Bloomberg Green recently reported on 5 major climate issues that need to be kept alive if the Paris Agreement is to have any possibility of surviving. These goals are important to keep in mind before the COP26 climate summit in Glasgow in November.
1. Every five years, countries have to submit revised plans to cut emissions, which would ideally be aligned with what scientists say is needed. Many haven’t provided new commitments yet, and some large polluters haven’t raised their green ambitions.
2. Countries need to agree on rules for carbon markets that will be governed by the UN. Those negotiations failed to deliver an outcome at the last summit in Madrid in 2019 and they are bound to be tricky in Glasgow this year.
3. Rich countries have yet to deliver on the annual $100 billion in climate finance they promised to raise to help poor countries. U.K. Prime Minister Boris Johnson has downplayed the chances of the money materializing, though U.S. climate envoy John Kerry is more optimistic.

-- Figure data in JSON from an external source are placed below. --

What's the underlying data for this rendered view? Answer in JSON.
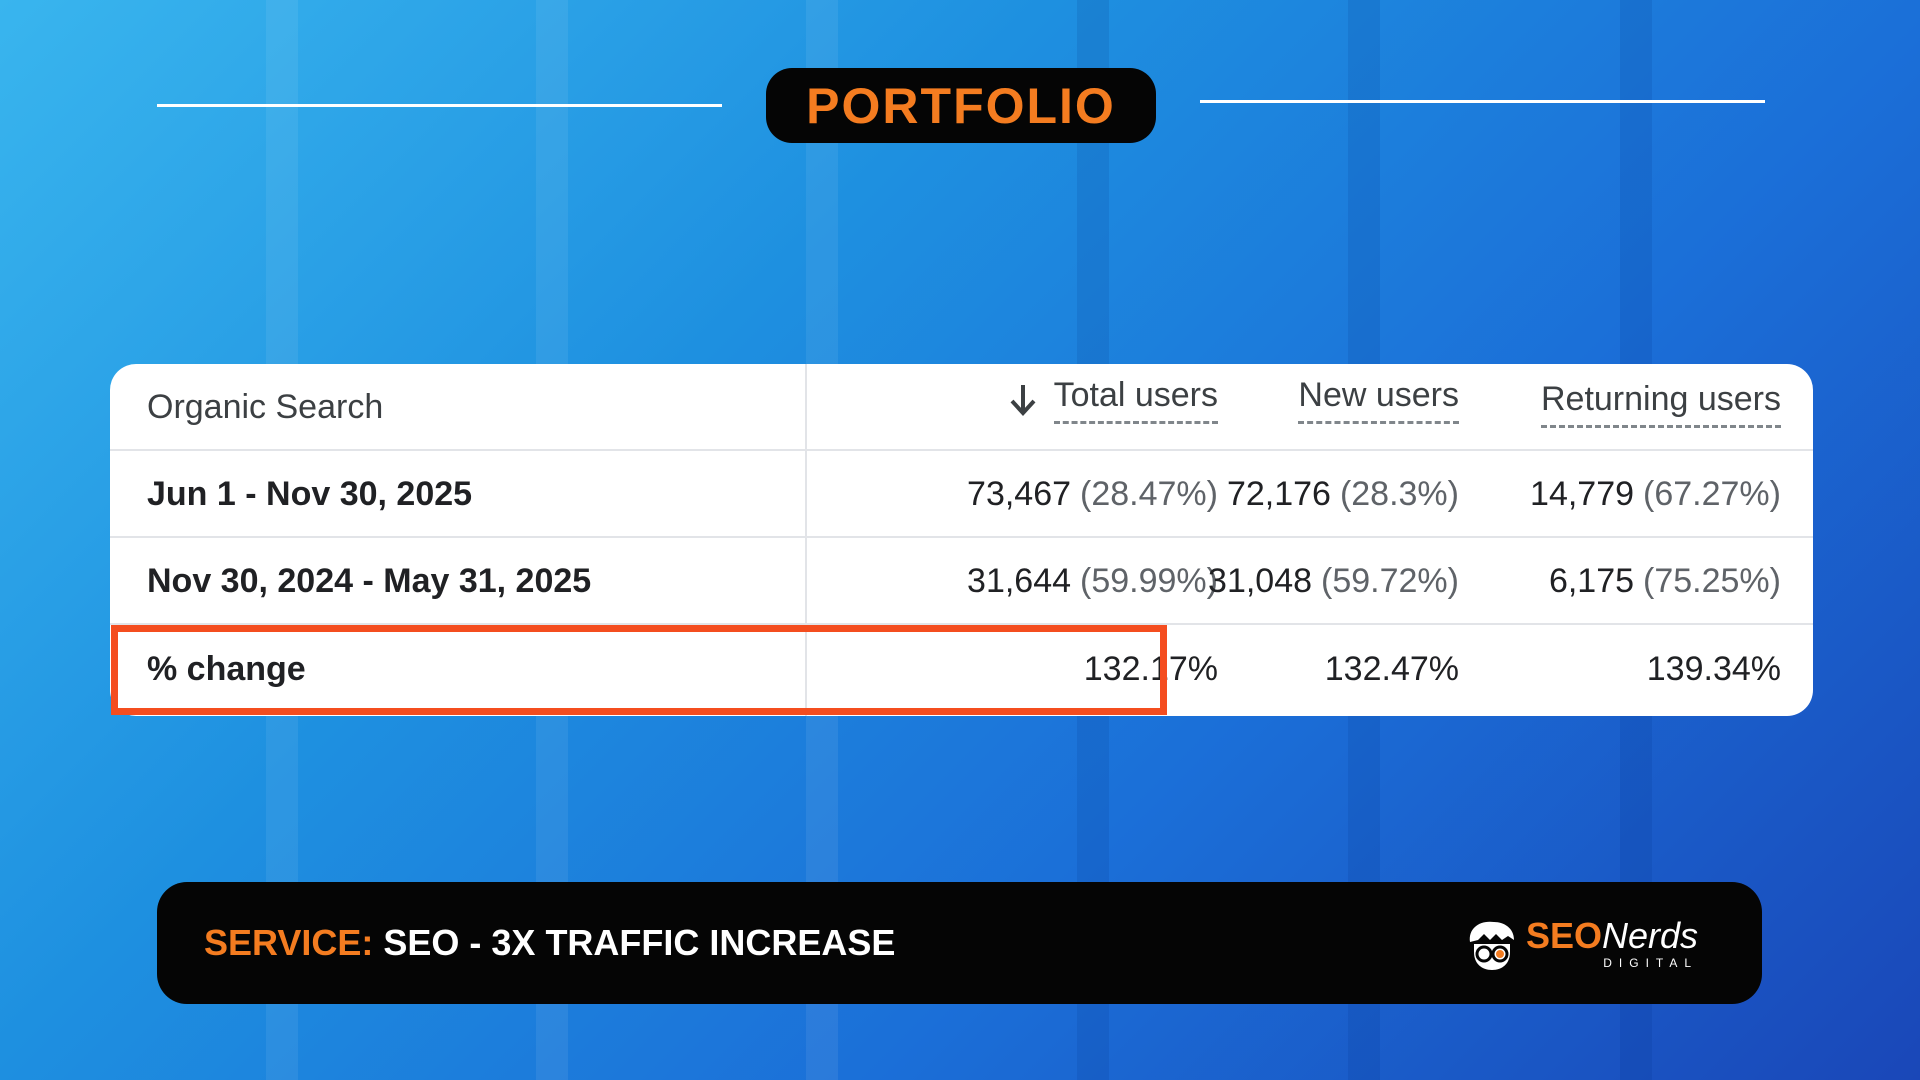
{
  "header": {
    "title": "PORTFOLIO"
  },
  "table": {
    "header": {
      "dimension": "Organic Search",
      "sort_icon": "arrow-down-icon",
      "columns": [
        "Total users",
        "New users",
        "Returning users"
      ]
    },
    "rows": [
      {
        "label": "Jun 1 - Nov 30, 2025",
        "cells": [
          {
            "value": "73,467",
            "pct": "(28.47%)"
          },
          {
            "value": "72,176",
            "pct": "(28.3%)"
          },
          {
            "value": "14,779",
            "pct": "(67.27%)"
          }
        ]
      },
      {
        "label": "Nov 30, 2024 - May 31, 2025",
        "cells": [
          {
            "value": "31,644",
            "pct": "(59.99%)"
          },
          {
            "value": "31,048",
            "pct": "(59.72%)"
          },
          {
            "value": "6,175",
            "pct": "(75.25%)"
          }
        ]
      }
    ],
    "change_row": {
      "label": "% change",
      "values": [
        "132.17%",
        "132.47%",
        "139.34%"
      ]
    },
    "highlight_color": "#f44d1f"
  },
  "footer": {
    "service_label": "SERVICE:",
    "service_value": "SEO - 3X TRAFFIC INCREASE",
    "logo": {
      "icon": "nerd-face-icon",
      "word1": "SEO",
      "word2": "Nerds",
      "sub": "DIGITAL"
    }
  },
  "colors": {
    "accent": "#f47c20",
    "bar": "#050505"
  }
}
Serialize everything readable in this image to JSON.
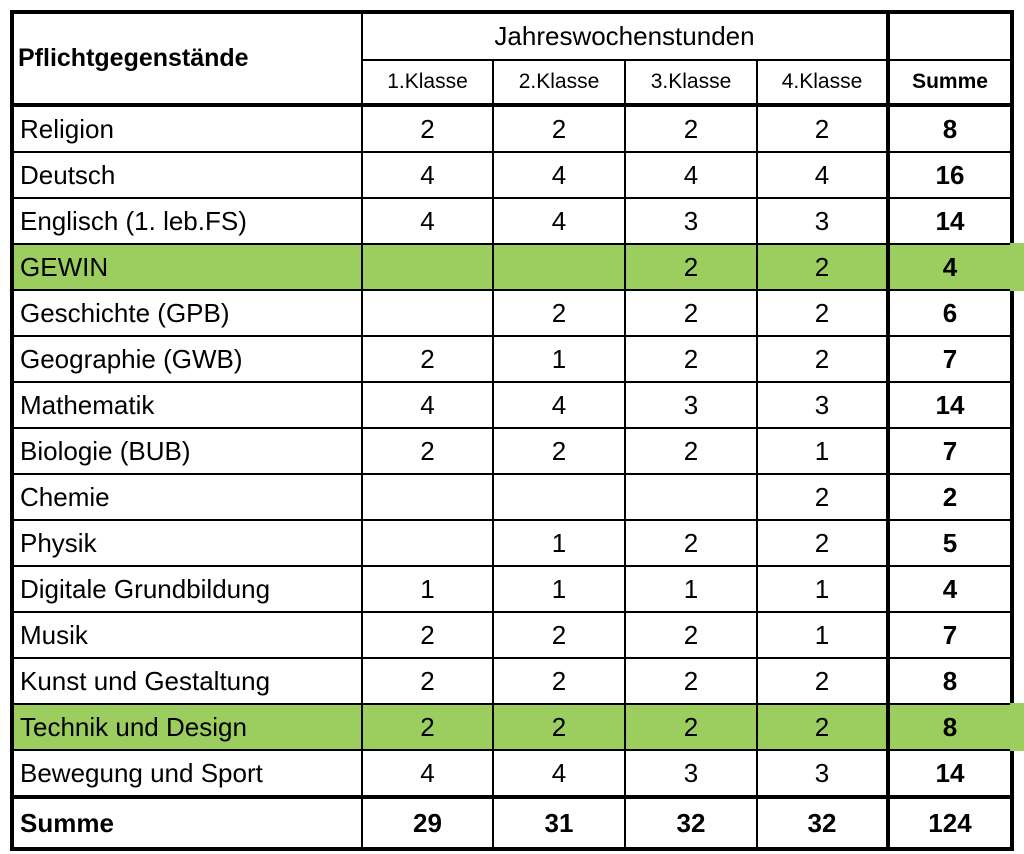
{
  "header": {
    "subject_col": "Pflichtgegenstände",
    "group": "Jahreswochenstunden",
    "classes": [
      "1.Klasse",
      "2.Klasse",
      "3.Klasse",
      "4.Klasse"
    ],
    "sum": "Summe"
  },
  "colors": {
    "highlight": "#9bcd5f"
  },
  "rows": [
    {
      "name": "Religion",
      "v": [
        "2",
        "2",
        "2",
        "2"
      ],
      "sum": "8",
      "highlight": false
    },
    {
      "name": "Deutsch",
      "v": [
        "4",
        "4",
        "4",
        "4"
      ],
      "sum": "16",
      "highlight": false
    },
    {
      "name": "Englisch (1. leb.FS)",
      "v": [
        "4",
        "4",
        "3",
        "3"
      ],
      "sum": "14",
      "highlight": false
    },
    {
      "name": "GEWIN",
      "v": [
        "",
        "",
        "2",
        "2"
      ],
      "sum": "4",
      "highlight": true
    },
    {
      "name": "Geschichte (GPB)",
      "v": [
        "",
        "2",
        "2",
        "2"
      ],
      "sum": "6",
      "highlight": false
    },
    {
      "name": "Geographie (GWB)",
      "v": [
        "2",
        "1",
        "2",
        "2"
      ],
      "sum": "7",
      "highlight": false
    },
    {
      "name": "Mathematik",
      "v": [
        "4",
        "4",
        "3",
        "3"
      ],
      "sum": "14",
      "highlight": false
    },
    {
      "name": "Biologie (BUB)",
      "v": [
        "2",
        "2",
        "2",
        "1"
      ],
      "sum": "7",
      "highlight": false
    },
    {
      "name": "Chemie",
      "v": [
        "",
        "",
        "",
        "2"
      ],
      "sum": "2",
      "highlight": false
    },
    {
      "name": "Physik",
      "v": [
        "",
        "1",
        "2",
        "2"
      ],
      "sum": "5",
      "highlight": false
    },
    {
      "name": "Digitale Grundbildung",
      "v": [
        "1",
        "1",
        "1",
        "1"
      ],
      "sum": "4",
      "highlight": false
    },
    {
      "name": "Musik",
      "v": [
        "2",
        "2",
        "2",
        "1"
      ],
      "sum": "7",
      "highlight": false
    },
    {
      "name": "Kunst und Gestaltung",
      "v": [
        "2",
        "2",
        "2",
        "2"
      ],
      "sum": "8",
      "highlight": false
    },
    {
      "name": "Technik und Design",
      "v": [
        "2",
        "2",
        "2",
        "2"
      ],
      "sum": "8",
      "highlight": true
    },
    {
      "name": "Bewegung und Sport",
      "v": [
        "4",
        "4",
        "3",
        "3"
      ],
      "sum": "14",
      "highlight": false
    }
  ],
  "total": {
    "label": "Summe",
    "v": [
      "29",
      "31",
      "32",
      "32"
    ],
    "sum": "124"
  }
}
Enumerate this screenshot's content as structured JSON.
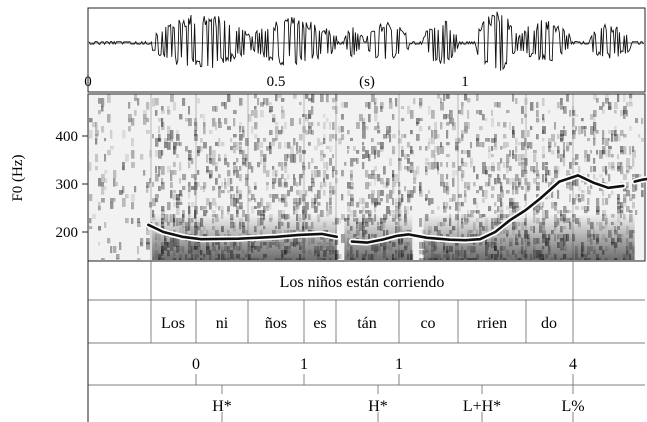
{
  "waveform": {
    "time_ticks": [
      "0",
      "0.5",
      "(s)",
      "1"
    ]
  },
  "spectrogram": {
    "y_label": "F0 (Hz)",
    "y_ticks": [
      "400",
      "300",
      "200"
    ]
  },
  "chart_data": {
    "type": "line",
    "title": "",
    "xlabel": "(s)",
    "ylabel": "F0 (Hz)",
    "xlim": [
      0,
      1.55
    ],
    "ylim": [
      130,
      480
    ],
    "series": [
      {
        "points": [
          [
            0.16,
            215
          ],
          [
            0.2,
            200
          ],
          [
            0.25,
            190
          ],
          [
            0.3,
            185
          ],
          [
            0.4,
            186
          ],
          [
            0.5,
            190
          ],
          [
            0.56,
            194
          ],
          [
            0.62,
            196
          ],
          [
            0.66,
            190
          ],
          [
            0.7,
            180
          ],
          [
            0.74,
            178
          ],
          [
            0.78,
            184
          ],
          [
            0.82,
            192
          ],
          [
            0.85,
            195
          ],
          [
            0.9,
            188
          ],
          [
            0.96,
            184
          ],
          [
            1.0,
            183
          ],
          [
            1.04,
            185
          ],
          [
            1.08,
            200
          ],
          [
            1.12,
            225
          ],
          [
            1.16,
            245
          ],
          [
            1.2,
            270
          ],
          [
            1.25,
            305
          ],
          [
            1.3,
            318
          ],
          [
            1.34,
            303
          ],
          [
            1.38,
            292
          ],
          [
            1.42,
            296
          ],
          [
            1.45,
            305
          ],
          [
            1.47,
            309
          ],
          [
            1.5,
            312
          ],
          [
            1.54,
            312
          ]
        ]
      }
    ]
  },
  "tiers": {
    "sentence": "Los niños están corriendo",
    "syllables": [
      "Los",
      "ni",
      "ños",
      "es",
      "tán",
      "co",
      "rrien",
      "do"
    ],
    "break_indices": [
      "0",
      "1",
      "1",
      "4"
    ],
    "tones": [
      "H*",
      "H*",
      "L+H*",
      "L%"
    ]
  },
  "colors": {
    "ink": "#111111",
    "grid": "#888888"
  }
}
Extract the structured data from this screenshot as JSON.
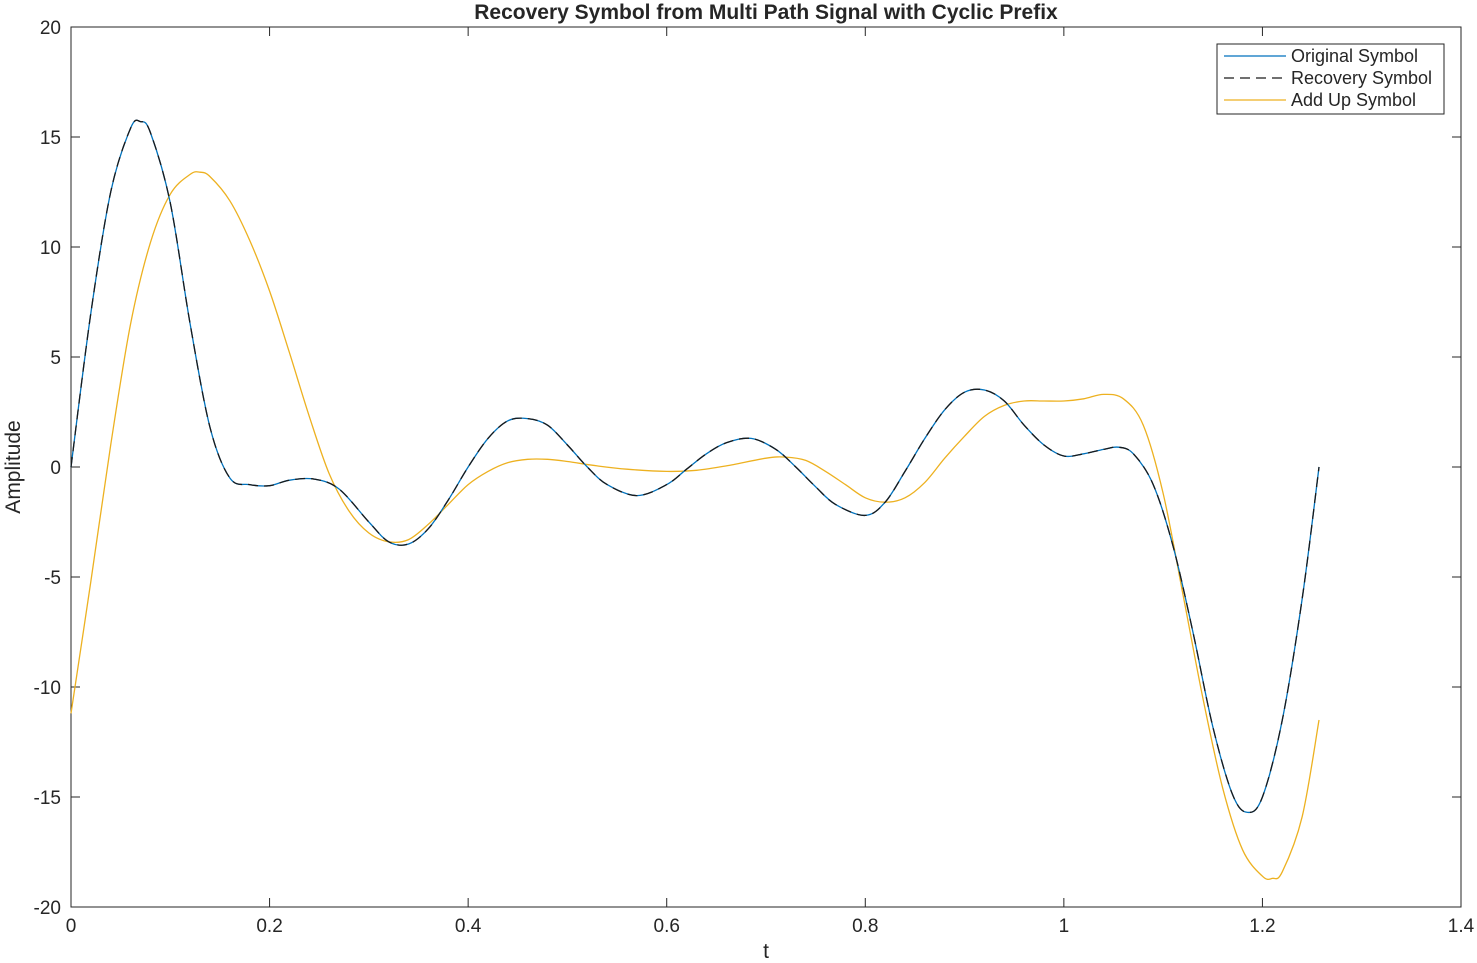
{
  "chart_data": {
    "type": "line",
    "title": "Recovery Symbol from Multi Path Signal with Cyclic Prefix",
    "xlabel": "t",
    "ylabel": "Amplitude",
    "xlim": [
      0,
      1.4
    ],
    "ylim": [
      -20,
      20
    ],
    "xticks": [
      "0",
      "0.2",
      "0.4",
      "0.6",
      "0.8",
      "1",
      "1.2",
      "1.4"
    ],
    "yticks": [
      "20",
      "15",
      "10",
      "5",
      "0",
      "-5",
      "-10",
      "-15",
      "-20"
    ],
    "grid": false,
    "legend_position": "top-right",
    "series": [
      {
        "name": "Original Symbol",
        "color": "#0072bd",
        "dash": "solid",
        "x": [
          0,
          0.02,
          0.04,
          0.06,
          0.07,
          0.08,
          0.1,
          0.12,
          0.14,
          0.16,
          0.18,
          0.2,
          0.22,
          0.245,
          0.27,
          0.3,
          0.32,
          0.34,
          0.36,
          0.38,
          0.4,
          0.42,
          0.44,
          0.46,
          0.48,
          0.5,
          0.52,
          0.54,
          0.57,
          0.6,
          0.62,
          0.64,
          0.66,
          0.685,
          0.71,
          0.73,
          0.75,
          0.77,
          0.8,
          0.82,
          0.84,
          0.86,
          0.88,
          0.9,
          0.92,
          0.94,
          0.96,
          0.98,
          1.0,
          1.02,
          1.04,
          1.055,
          1.07,
          1.09,
          1.11,
          1.13,
          1.15,
          1.17,
          1.185,
          1.2,
          1.22,
          1.24,
          1.257
        ],
        "values": [
          0,
          7,
          12.5,
          15.4,
          15.7,
          15.2,
          12.0,
          6.5,
          1.8,
          -0.5,
          -0.8,
          -0.85,
          -0.6,
          -0.55,
          -1.0,
          -2.5,
          -3.4,
          -3.5,
          -2.8,
          -1.5,
          0.0,
          1.3,
          2.1,
          2.2,
          1.9,
          1.0,
          0.0,
          -0.8,
          -1.3,
          -0.8,
          -0.1,
          0.6,
          1.1,
          1.3,
          0.8,
          0.0,
          -0.9,
          -1.7,
          -2.2,
          -1.6,
          -0.2,
          1.3,
          2.6,
          3.4,
          3.5,
          3.0,
          1.9,
          1.0,
          0.5,
          0.6,
          0.8,
          0.9,
          0.6,
          -0.8,
          -3.6,
          -7.5,
          -11.8,
          -14.9,
          -15.7,
          -15.0,
          -11.5,
          -6.0,
          0
        ]
      },
      {
        "name": "Recovery Symbol",
        "color": "#1a1a1a",
        "dash": "dashed",
        "x": [
          0,
          0.02,
          0.04,
          0.06,
          0.07,
          0.08,
          0.1,
          0.12,
          0.14,
          0.16,
          0.18,
          0.2,
          0.22,
          0.245,
          0.27,
          0.3,
          0.32,
          0.34,
          0.36,
          0.38,
          0.4,
          0.42,
          0.44,
          0.46,
          0.48,
          0.5,
          0.52,
          0.54,
          0.57,
          0.6,
          0.62,
          0.64,
          0.66,
          0.685,
          0.71,
          0.73,
          0.75,
          0.77,
          0.8,
          0.82,
          0.84,
          0.86,
          0.88,
          0.9,
          0.92,
          0.94,
          0.96,
          0.98,
          1.0,
          1.02,
          1.04,
          1.055,
          1.07,
          1.09,
          1.11,
          1.13,
          1.15,
          1.17,
          1.185,
          1.2,
          1.22,
          1.24,
          1.257
        ],
        "values": [
          0,
          7,
          12.5,
          15.4,
          15.7,
          15.2,
          12.0,
          6.5,
          1.8,
          -0.5,
          -0.8,
          -0.85,
          -0.6,
          -0.55,
          -1.0,
          -2.5,
          -3.4,
          -3.5,
          -2.8,
          -1.5,
          0.0,
          1.3,
          2.1,
          2.2,
          1.9,
          1.0,
          0.0,
          -0.8,
          -1.3,
          -0.8,
          -0.1,
          0.6,
          1.1,
          1.3,
          0.8,
          0.0,
          -0.9,
          -1.7,
          -2.2,
          -1.6,
          -0.2,
          1.3,
          2.6,
          3.4,
          3.5,
          3.0,
          1.9,
          1.0,
          0.5,
          0.6,
          0.8,
          0.9,
          0.6,
          -0.8,
          -3.6,
          -7.5,
          -11.8,
          -14.9,
          -15.7,
          -15.0,
          -11.5,
          -6.0,
          0
        ]
      },
      {
        "name": "Add Up Symbol",
        "color": "#edb120",
        "dash": "solid",
        "x": [
          0,
          0.02,
          0.04,
          0.06,
          0.08,
          0.1,
          0.12,
          0.13,
          0.14,
          0.16,
          0.18,
          0.2,
          0.22,
          0.24,
          0.26,
          0.28,
          0.3,
          0.32,
          0.34,
          0.36,
          0.38,
          0.4,
          0.42,
          0.44,
          0.46,
          0.48,
          0.5,
          0.53,
          0.56,
          0.6,
          0.63,
          0.66,
          0.7,
          0.72,
          0.74,
          0.76,
          0.78,
          0.8,
          0.82,
          0.84,
          0.86,
          0.88,
          0.9,
          0.92,
          0.94,
          0.96,
          0.98,
          1.0,
          1.02,
          1.04,
          1.06,
          1.08,
          1.1,
          1.12,
          1.14,
          1.16,
          1.18,
          1.2,
          1.21,
          1.22,
          1.24,
          1.257
        ],
        "values": [
          -11.2,
          -5.2,
          1.0,
          6.5,
          10.2,
          12.4,
          13.3,
          13.4,
          13.2,
          12.1,
          10.3,
          8.0,
          5.2,
          2.3,
          -0.3,
          -2.0,
          -3.0,
          -3.4,
          -3.3,
          -2.6,
          -1.7,
          -0.8,
          -0.2,
          0.2,
          0.35,
          0.35,
          0.25,
          0.05,
          -0.1,
          -0.2,
          -0.15,
          0.05,
          0.4,
          0.45,
          0.3,
          -0.2,
          -0.8,
          -1.4,
          -1.6,
          -1.4,
          -0.7,
          0.4,
          1.4,
          2.3,
          2.8,
          3.0,
          3.0,
          3.0,
          3.1,
          3.3,
          3.1,
          1.9,
          -1.2,
          -5.8,
          -10.5,
          -14.6,
          -17.4,
          -18.6,
          -18.7,
          -18.4,
          -15.9,
          -11.5
        ]
      }
    ]
  }
}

4. COP26 President Alok Sharma wants to “consign coal to history” by getting a deal from governments to stop building new infrastructure for the dirtiest fossil fuel. Convincing the biggest producers, like Australia and Russia, and consumers such as China and India is proving extremely difficult.
5. The Intergovernmental Panel on Climate Change’s latest science report injected urgency into the race to cut methane emissions, the second-largest contributor to warming after carbon dioxide. There had been no global commitment to do so.
Then, on Friday, the U.S. and European Union launched the Global Methane Pledge that targets a voluntary 30% reduction by the end of the decade, relative to 2020 levels. Several countries declared their intention to join the pact that will be officially launched in Glasgow. The White House says so far six of the world’s top 15 polluters, covering about a fifth of global methane emissions, are on board. The full list includes Argentina, Ghana, Indonesia, Iraq, Italy, Mexico and the U.K.
Methane traps heat between 30-80 x more efficiently than CO2, so this can help slow down the effects of the greenhouse gases presently heating the planet. If all countries cut methane emissions significantly, it could help reduce warming by 0.2 degrees Celsius by 2050. That means that all major sources of methane, oil and gas, coal, agriculture, cattle, and waste management need to be addressed. The biggest problem however is that not all countries have signed on board to this agreement, and a globally coordinated approach with countries working together is lacking. This is huge problem since even if the US were to significantly lower its carbon footprint by phasing out coal, electrifying the transportation sector and increasing the use of WWS (wind, water, solar) to become carbon neutral, other countries need to follow suit, and to date, we lack a synchronized approach. What is the solution? I believe we need a legal definition of Ecocide put in place by the international courts to hold world leaders responsible for their stewardship of the planet with a change in our economic structures to a more sustainable system like donut economics. Environmental ethics has been lacking to date, and it is only a deep concern for the wellbeing of present and future generations and all life on the planet will allow us to move ahead in a positive direction. We have scientific solutions, but without a basic change in our philosophies, integrating compassion and environmental justice into every action world leaders take, the world will continue down our present path of environmental destruction.